简体   繁体   English

CSV中二维列表中的Python组值

[英]Python group values in 2d list from CSV

I have the following CSV 我有以下CSV

BBCP1,Grey,2140,805EC0FFFFE2,0000000066
BBCP1,Test,2150,805EC0FFFFE2,0000000066
BBCP1,Test,2151,805EC0FFFFE1,0000000066
BBCP1,Centre,2141,805EC0FFFFE3,000000077
BBCP1,Yellow,2142,805EC0FFFFE3,000000077
BBCP1,Purple,2143,805EC0FFFFE3,000000077
BBCP1,Green,2144,805EC0FFFFE3,000000077
BBCP1,Pink,2145,805EC0FFFFE3,000000077

I'm reading this data in using 我正在使用读取数据

data = list(csv.reader(open(csvFile)))

I want to turn this data into a 2d array or equivilent and group by the value in the 4th column (the MAC address), preserving the order they were in in the original list. 我想将此数据转换为2d数组或等效数组,并按第4列 (MAC地址)中的值进行分组 ,并保留它们在原始列表中的顺序 So it would look like 所以看起来像

[(BBCP1,Grey,2140,805EC0FFFFE2,0000000066),(BBCP1,Test,2150,805EC0FFFFE2,0000000066)],
[(BBCP1,Test,2151,805EC0FFFFE1,0000000066)],
[(BBCP1,Centre,2141,805EC0FFFFE3,000000077),
(BBCP1,Yellow,2142,805EC0FFFFE3,000000077),
(BBCP1,Purple,2143,805EC0FFFFE3,000000077),
(BBCP1,Green,2144,805EC0FFFFE3,000000077),
(BBCP1,Pink,2145,805EC0FFFFE3,000000077)]

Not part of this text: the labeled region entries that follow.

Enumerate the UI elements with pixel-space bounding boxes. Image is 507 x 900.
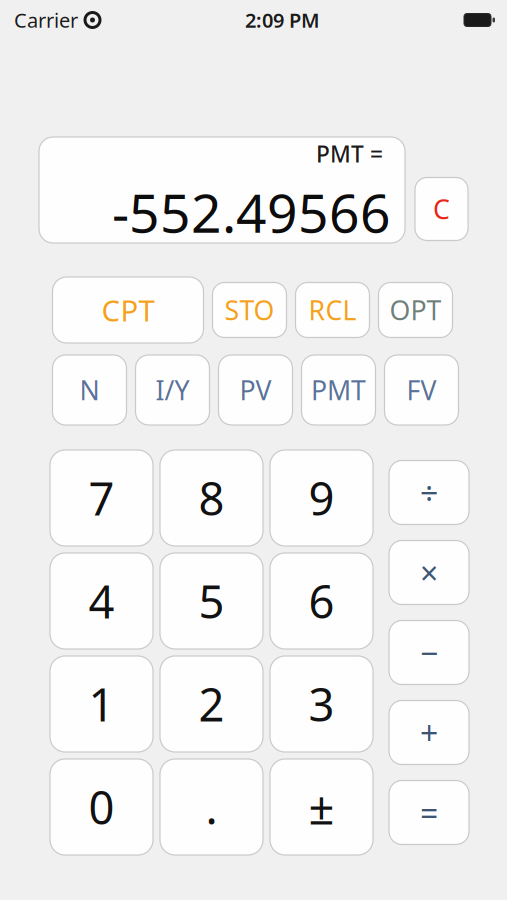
button[interactable]: PMT	[302, 355, 376, 425]
button[interactable]: −	[389, 620, 469, 684]
staticText: I/Y	[156, 372, 190, 408]
button[interactable]: .	[160, 759, 263, 855]
staticText: 2	[198, 674, 224, 734]
staticText: 0	[88, 777, 114, 837]
staticText: .	[206, 777, 218, 837]
staticText: ×	[420, 551, 438, 594]
button[interactable]: STO	[212, 282, 286, 338]
staticText: =	[420, 791, 438, 834]
staticText: PV	[240, 372, 272, 408]
staticText: N	[80, 372, 100, 408]
button[interactable]: 2	[160, 656, 263, 752]
staticText: 3	[308, 674, 334, 734]
button[interactable]: =	[389, 780, 469, 844]
staticText: 6	[308, 571, 334, 631]
staticText: OPT	[390, 292, 442, 328]
staticText: 5	[198, 571, 224, 631]
staticText: 4	[88, 571, 114, 631]
staticText: −	[420, 631, 438, 674]
button[interactable]: 1	[50, 656, 153, 752]
staticText: FV	[406, 372, 436, 408]
button[interactable]: C	[415, 178, 468, 240]
staticText: +	[420, 711, 438, 754]
staticText: PMT =	[316, 138, 383, 169]
button[interactable]: FV	[384, 355, 458, 425]
button[interactable]: ÷	[389, 460, 469, 524]
button[interactable]: 3	[270, 656, 373, 752]
button[interactable]: CPT	[52, 277, 204, 343]
staticText: 8	[198, 468, 224, 528]
button[interactable]: 8	[160, 450, 263, 546]
staticText: 1	[88, 674, 114, 734]
button[interactable]: 4	[50, 553, 153, 649]
staticText: ±	[308, 777, 334, 837]
staticText: RCL	[308, 292, 356, 328]
staticText: CPT	[102, 290, 154, 330]
staticText: ÷	[420, 471, 438, 514]
button[interactable]: ±	[270, 759, 373, 855]
staticText: 2:09 PM	[245, 7, 320, 33]
staticText: -552.49566	[112, 177, 391, 247]
staticText: 9	[308, 468, 334, 528]
button[interactable]: ×	[389, 540, 469, 604]
staticText: STO	[224, 292, 274, 328]
button[interactable]: PV	[218, 355, 292, 425]
button[interactable]: N	[52, 355, 126, 425]
button[interactable]: OPT	[378, 282, 452, 338]
staticText: C	[433, 191, 450, 227]
button[interactable]: 7	[50, 450, 153, 546]
button[interactable]: 0	[50, 759, 153, 855]
button[interactable]: I/Y	[136, 355, 210, 425]
staticText: 7	[88, 468, 114, 528]
button[interactable]: +	[389, 700, 469, 764]
button[interactable]: 6	[270, 553, 373, 649]
button[interactable]: RCL	[296, 282, 370, 338]
staticText: PMT	[311, 372, 366, 408]
staticText: Carrier	[14, 7, 78, 33]
button[interactable]: 5	[160, 553, 263, 649]
button[interactable]: 9	[270, 450, 373, 546]
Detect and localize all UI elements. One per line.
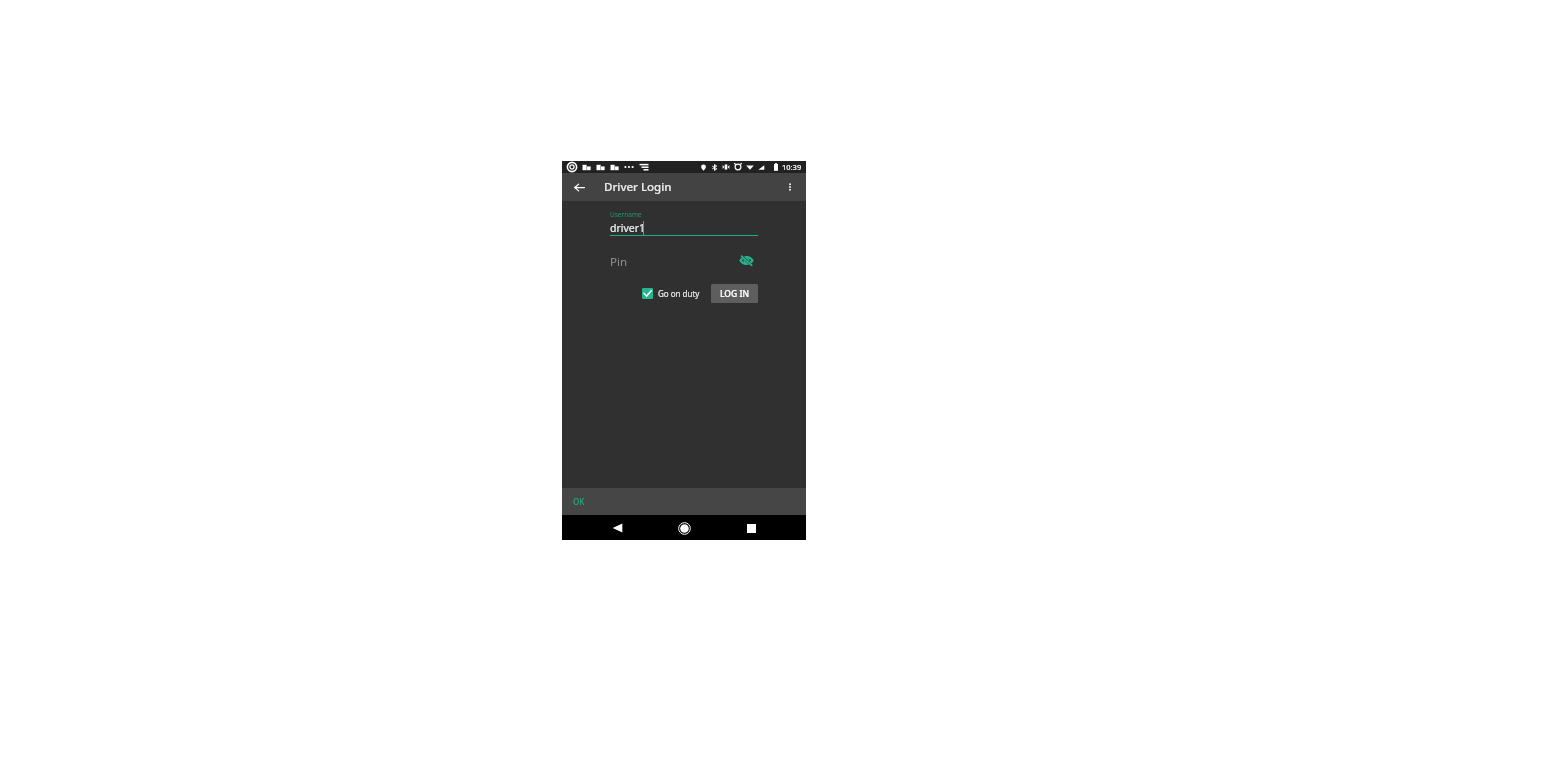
staticText: Driver Login	[604, 179, 672, 195]
button[interactable]: Back	[605, 516, 629, 540]
staticText: Go on duty	[658, 288, 700, 299]
button[interactable]: Username	[610, 210, 758, 236]
staticText: Username	[610, 210, 642, 219]
button[interactable]: OK	[573, 496, 585, 507]
staticText: OK	[573, 496, 585, 507]
button[interactable]: Home	[672, 516, 696, 540]
button[interactable]: Recent apps	[739, 516, 763, 540]
button[interactable]: LOG IN	[711, 284, 758, 303]
staticText: 10:39	[782, 162, 802, 172]
button[interactable]: More options	[780, 177, 800, 197]
button[interactable]: Pin	[610, 254, 740, 267]
button[interactable]: Go on duty	[642, 288, 700, 299]
staticText: Pin	[610, 254, 628, 267]
button[interactable]: Toggle pin visibility	[740, 254, 753, 267]
button[interactable]: Back	[568, 176, 590, 198]
staticText: LOG IN	[720, 288, 750, 300]
staticText: driver1	[610, 221, 646, 235]
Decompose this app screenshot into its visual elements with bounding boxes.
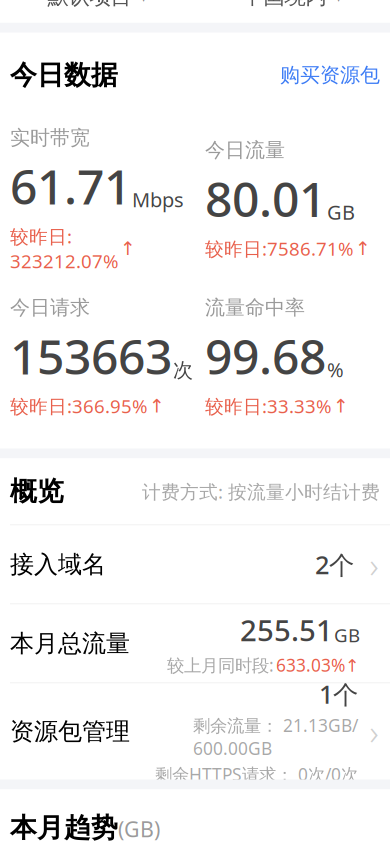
staticText: 剩余HTTPS请求： 0次/0次 [155, 763, 358, 786]
staticText: 购买资源包 [280, 63, 380, 87]
staticText: 实时带宽 [10, 126, 90, 150]
staticText: 153663 [10, 324, 172, 388]
staticText: 概览 [10, 475, 64, 508]
staticText: GB [334, 623, 360, 648]
staticText: 255.51 [240, 610, 333, 650]
button[interactable]: 资源包管理 [0, 684, 390, 780]
staticText: › [370, 708, 378, 754]
staticText: 80.01 [205, 166, 326, 230]
staticText: 61.71 [10, 154, 131, 218]
staticText: 较昨日:7586.71% [205, 236, 354, 261]
staticText: 本月总流量 [10, 629, 130, 658]
staticText: 资源包管理 [10, 717, 130, 746]
staticText: 计费方式: 按流量小时结计费 [142, 479, 380, 504]
staticText: % [327, 356, 344, 383]
staticText: ▼ [334, 0, 342, 3]
button[interactable]: 购买资源包 [280, 63, 380, 87]
staticText: 默认项目 [48, 0, 132, 10]
staticText: 今日数据 [10, 59, 118, 92]
staticText: ▼ [140, 0, 148, 3]
button[interactable]: 中国境内 [195, 0, 390, 19]
staticText: 中国境内 [242, 0, 326, 10]
button[interactable]: 本月总流量 [0, 604, 390, 682]
staticText: ↑ [355, 238, 371, 259]
staticText: 流量命中率 [205, 295, 305, 320]
staticText: 较昨日:366.95% [10, 394, 148, 418]
staticText: ↑ [333, 396, 349, 417]
staticText: 较上月同时段: [167, 654, 274, 676]
staticText: GB [327, 199, 355, 225]
staticText: 接入域名 [10, 550, 106, 579]
staticText: Mbps [132, 186, 184, 213]
staticText: ↑ [149, 396, 165, 417]
staticText: 次 [173, 358, 193, 383]
staticText: (GB) [118, 815, 160, 843]
staticText: 633.03%↑ [276, 654, 360, 676]
staticText: 今日流量 [205, 138, 285, 162]
staticText: › [370, 542, 378, 588]
staticText: 99.68 [205, 324, 326, 388]
staticText: 较昨日:323212.07% [10, 224, 119, 273]
button[interactable]: 接入域名 [0, 526, 390, 604]
button[interactable]: 默认项目 [0, 0, 195, 19]
staticText: ↑ [120, 238, 136, 259]
staticText: 较昨日:33.33% [205, 394, 332, 418]
staticText: 剩余流量： 21.13GB/600.00GB [193, 714, 358, 760]
staticText: 今日请求 [10, 295, 90, 320]
staticText: 本月趋势 [10, 812, 118, 844]
staticText: 2个 [315, 548, 354, 581]
staticText: 1个 [319, 677, 358, 711]
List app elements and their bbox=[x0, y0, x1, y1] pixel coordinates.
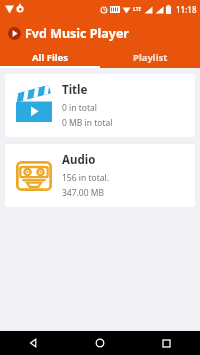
staticText: 156 in total. bbox=[62, 172, 109, 184]
button[interactable]: Video files bbox=[5, 74, 195, 137]
staticText: 347.00 MB bbox=[62, 187, 105, 199]
staticText: Playlist bbox=[133, 51, 168, 64]
button[interactable]: Home bbox=[66, 331, 133, 355]
other: Audio files bbox=[16, 161, 52, 191]
staticText: LTE bbox=[133, 6, 142, 13]
button[interactable]: Recent apps bbox=[133, 331, 200, 355]
button[interactable]: Playlist bbox=[100, 48, 200, 66]
button[interactable]: Back bbox=[0, 331, 66, 355]
staticText: Audio bbox=[62, 152, 96, 168]
button[interactable]: Audio files bbox=[5, 144, 195, 207]
staticText: Fvd Music Player bbox=[25, 25, 129, 42]
staticText: 0 in total bbox=[62, 102, 97, 114]
staticText: 0 MB in total bbox=[62, 117, 113, 129]
staticText: All Files bbox=[32, 51, 69, 64]
other: Video files bbox=[16, 89, 52, 122]
staticText: Title bbox=[62, 82, 88, 98]
staticText: 11:18 bbox=[176, 4, 197, 15]
button[interactable]: All Files bbox=[0, 48, 100, 66]
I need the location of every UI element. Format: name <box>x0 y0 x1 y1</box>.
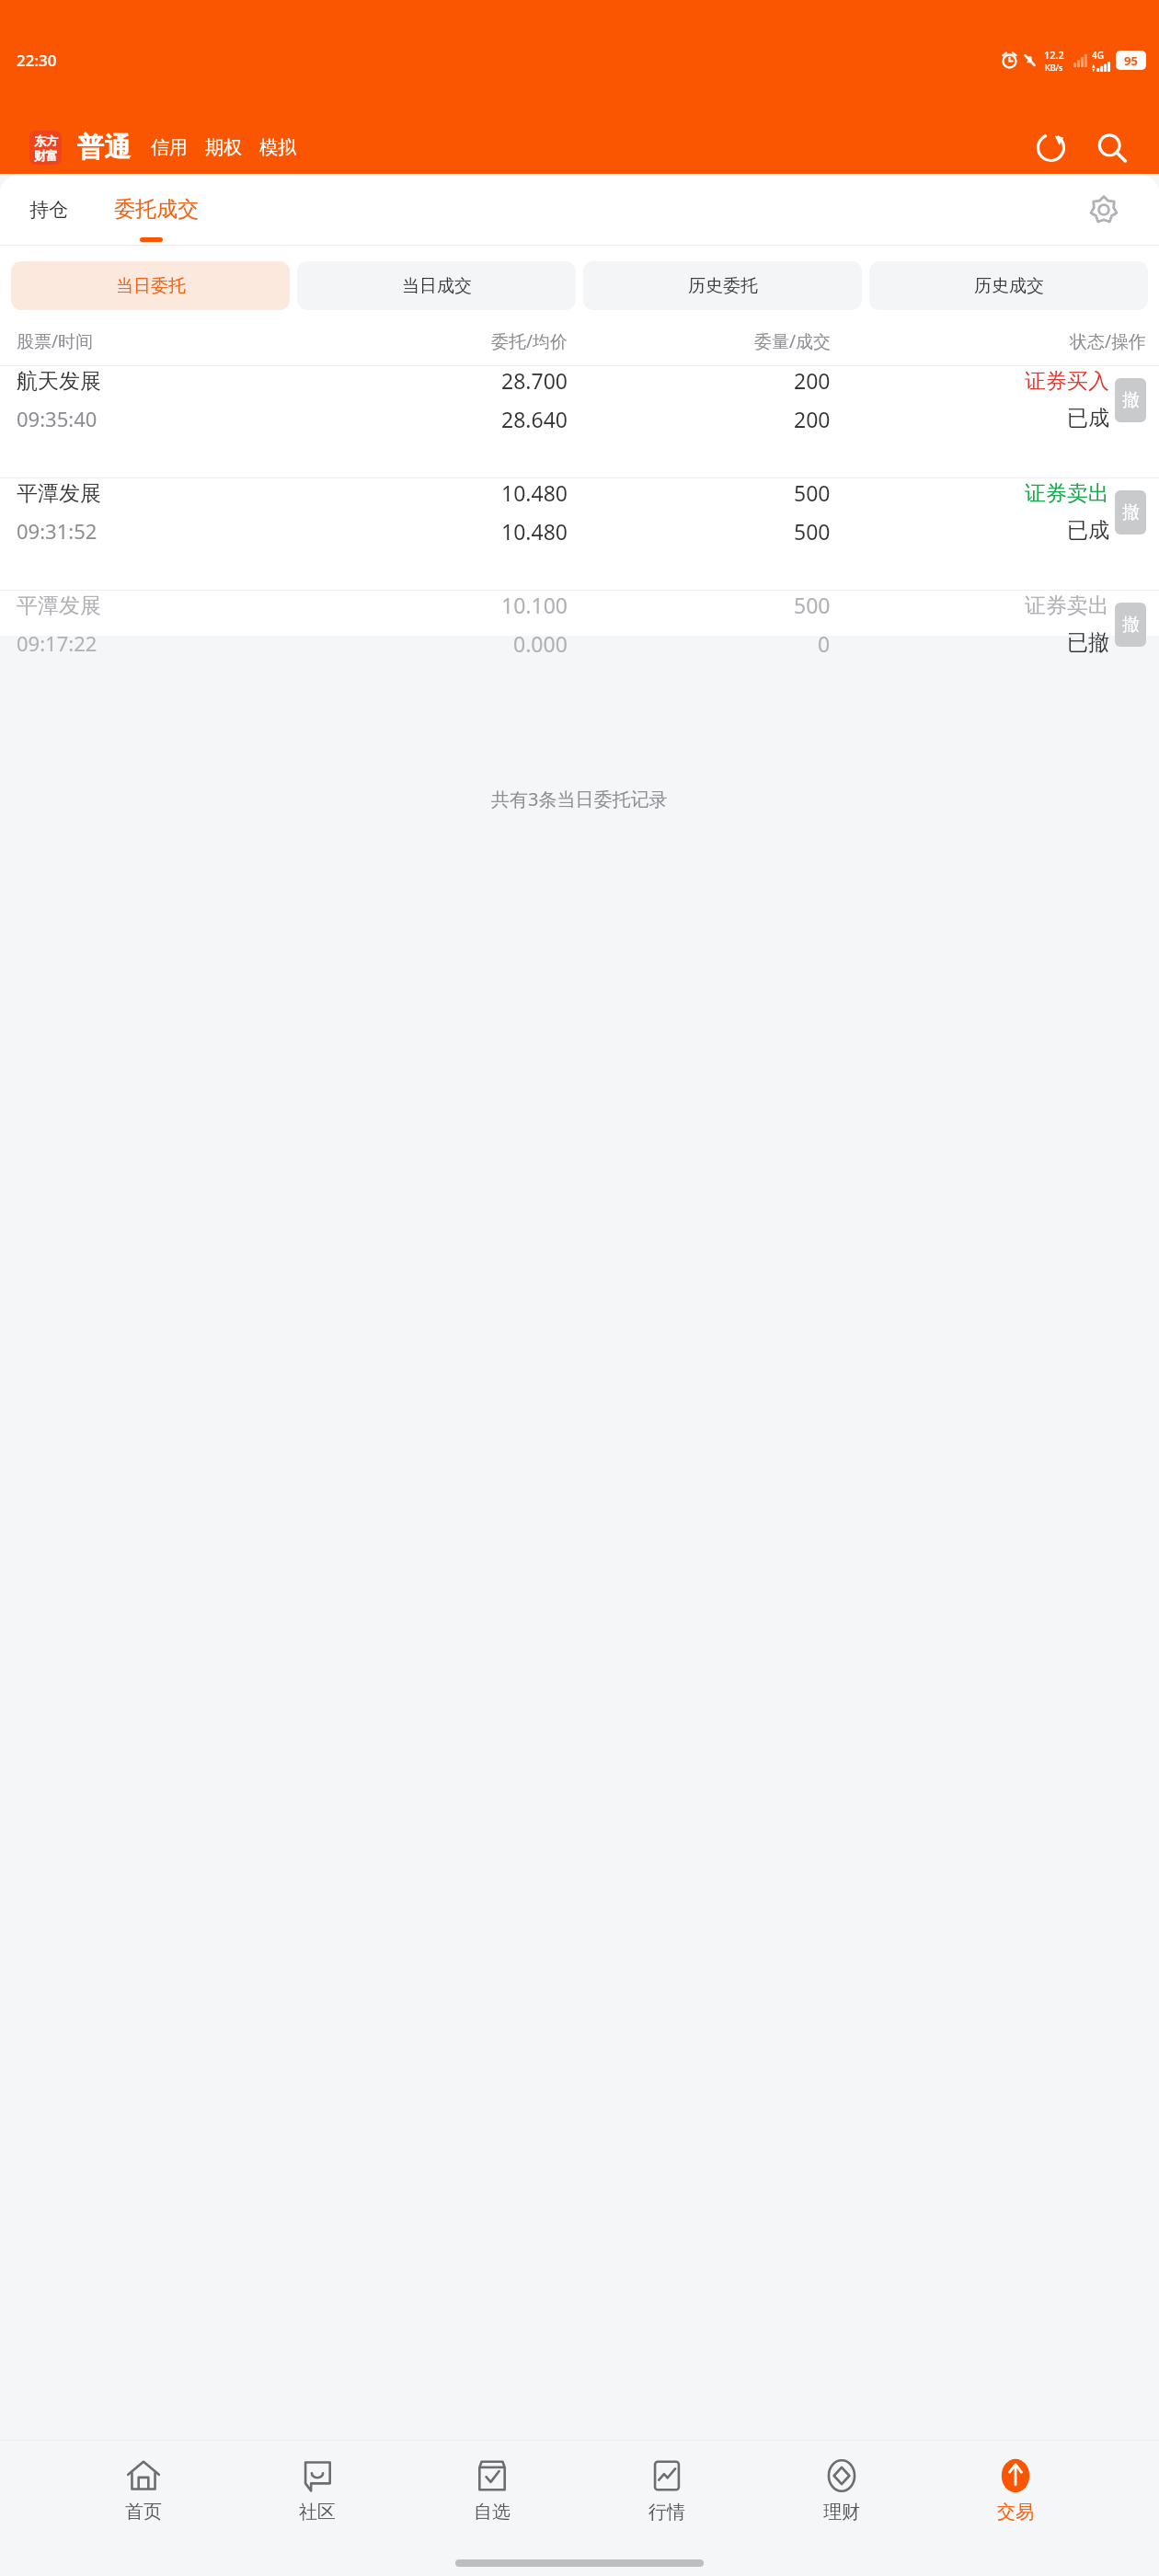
button[interactable]: 理财 <box>810 2454 873 2527</box>
staticText: 航天发展 <box>17 368 101 395</box>
staticText: 95 <box>1124 52 1138 69</box>
button[interactable]: 撤 <box>1115 490 1146 535</box>
staticText: 平潭发展 <box>17 480 101 507</box>
staticText: 09:31:52 <box>17 517 98 545</box>
staticText: 已成 <box>1067 517 1109 544</box>
staticText: 10.480 <box>501 478 568 507</box>
staticText: 平潭发展 <box>17 592 101 619</box>
staticText: 4G <box>1092 49 1104 62</box>
button[interactable]: 信用 <box>151 136 188 159</box>
button[interactable]: 历史成交 <box>869 261 1148 310</box>
button[interactable]: 航天发展 <box>0 366 1159 477</box>
staticText: 期权 <box>205 136 242 159</box>
staticText: 历史委托 <box>688 275 758 297</box>
staticText: 已撤 <box>1067 629 1109 656</box>
staticText: 证券卖出 <box>1025 592 1109 619</box>
button[interactable]: 自选 <box>461 2454 523 2527</box>
staticText: 证券卖出 <box>1025 480 1109 507</box>
staticText: 信用 <box>151 136 188 159</box>
staticText: 28.640 <box>501 405 568 433</box>
button[interactable]: 当日委托 <box>11 261 290 310</box>
staticText: 交易 <box>997 2501 1034 2524</box>
staticText: 股票/时间 <box>17 329 292 353</box>
staticText: 自选 <box>474 2501 511 2524</box>
staticText: 0.000 <box>513 629 568 658</box>
staticText: 200 <box>794 405 831 433</box>
staticText: 社区 <box>299 2501 336 2524</box>
staticText: 模拟 <box>259 136 296 159</box>
staticText: 0 <box>818 629 831 658</box>
staticText: 当日成交 <box>402 275 472 297</box>
staticText: 10.100 <box>501 591 568 619</box>
staticText: 财富 <box>34 148 58 163</box>
staticText: 09:17:22 <box>17 629 98 657</box>
staticText: 500 <box>794 591 831 619</box>
button[interactable]: 撤 <box>1115 603 1146 647</box>
button[interactable]: 设置 <box>1078 184 1130 236</box>
button[interactable]: 平潭发展 <box>0 591 1159 702</box>
staticText: 状态/操作 <box>831 329 1146 353</box>
button[interactable]: 刷新 <box>1030 127 1071 167</box>
button[interactable]: 社区 <box>286 2454 349 2527</box>
staticText: 理财 <box>823 2501 860 2524</box>
button[interactable]: 委托成交 <box>101 187 212 232</box>
staticText: 撤 <box>1122 389 1140 411</box>
staticText: 共有3条当日委托记录 <box>491 787 668 811</box>
staticText: 东方 <box>34 133 58 148</box>
staticText: 09:35:40 <box>17 405 98 432</box>
staticText: 历史成交 <box>974 275 1044 297</box>
staticText: 行情 <box>648 2501 685 2524</box>
button[interactable]: 行情 <box>636 2454 698 2527</box>
staticText: 撤 <box>1122 614 1140 636</box>
staticText: 200 <box>794 366 831 395</box>
staticText: 证券买入 <box>1025 368 1109 395</box>
staticText: 22:30 <box>17 50 57 71</box>
staticText: 500 <box>794 517 831 546</box>
staticText: 10.480 <box>501 517 568 546</box>
button[interactable]: 期权 <box>205 136 242 159</box>
button[interactable]: 模拟 <box>259 136 296 159</box>
staticText: 500 <box>794 478 831 507</box>
button[interactable]: 普通 <box>77 131 131 165</box>
staticText: 委托/均价 <box>292 329 568 353</box>
staticText: 委量/成交 <box>568 329 831 353</box>
staticText: 首页 <box>125 2501 162 2524</box>
button[interactable]: 历史委托 <box>583 261 862 310</box>
staticText: 持仓 <box>29 198 68 222</box>
button[interactable]: 交易 <box>984 2454 1047 2527</box>
staticText: 委托成交 <box>114 196 199 223</box>
button[interactable]: 当日成交 <box>297 261 576 310</box>
button[interactable]: 平潭发展 <box>0 478 1159 590</box>
staticText: 12.2 <box>1044 48 1064 62</box>
button[interactable]: 撤 <box>1115 378 1146 422</box>
staticText: 普通 <box>77 131 131 165</box>
button[interactable]: 首页 <box>112 2454 175 2527</box>
staticText: 28.700 <box>501 366 568 395</box>
staticText: KB/s <box>1045 62 1063 73</box>
button[interactable]: 搜索 <box>1091 127 1131 167</box>
staticText: 已成 <box>1067 405 1109 431</box>
staticText: 当日委托 <box>116 275 186 297</box>
staticText: 撤 <box>1122 501 1140 523</box>
button[interactable]: 持仓 <box>9 189 88 231</box>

Hopefully i've displayed the array correctly and it makes sense. 希望我已经正确显示了数组,这很有意义。

I then need to loop the arrays to output the data to file. 然后,我需要循环数组以将数据输出到文件。 Which i'm pretty sure i'm ok with a nested for loop. 我很确定我可以使用嵌套的for循环。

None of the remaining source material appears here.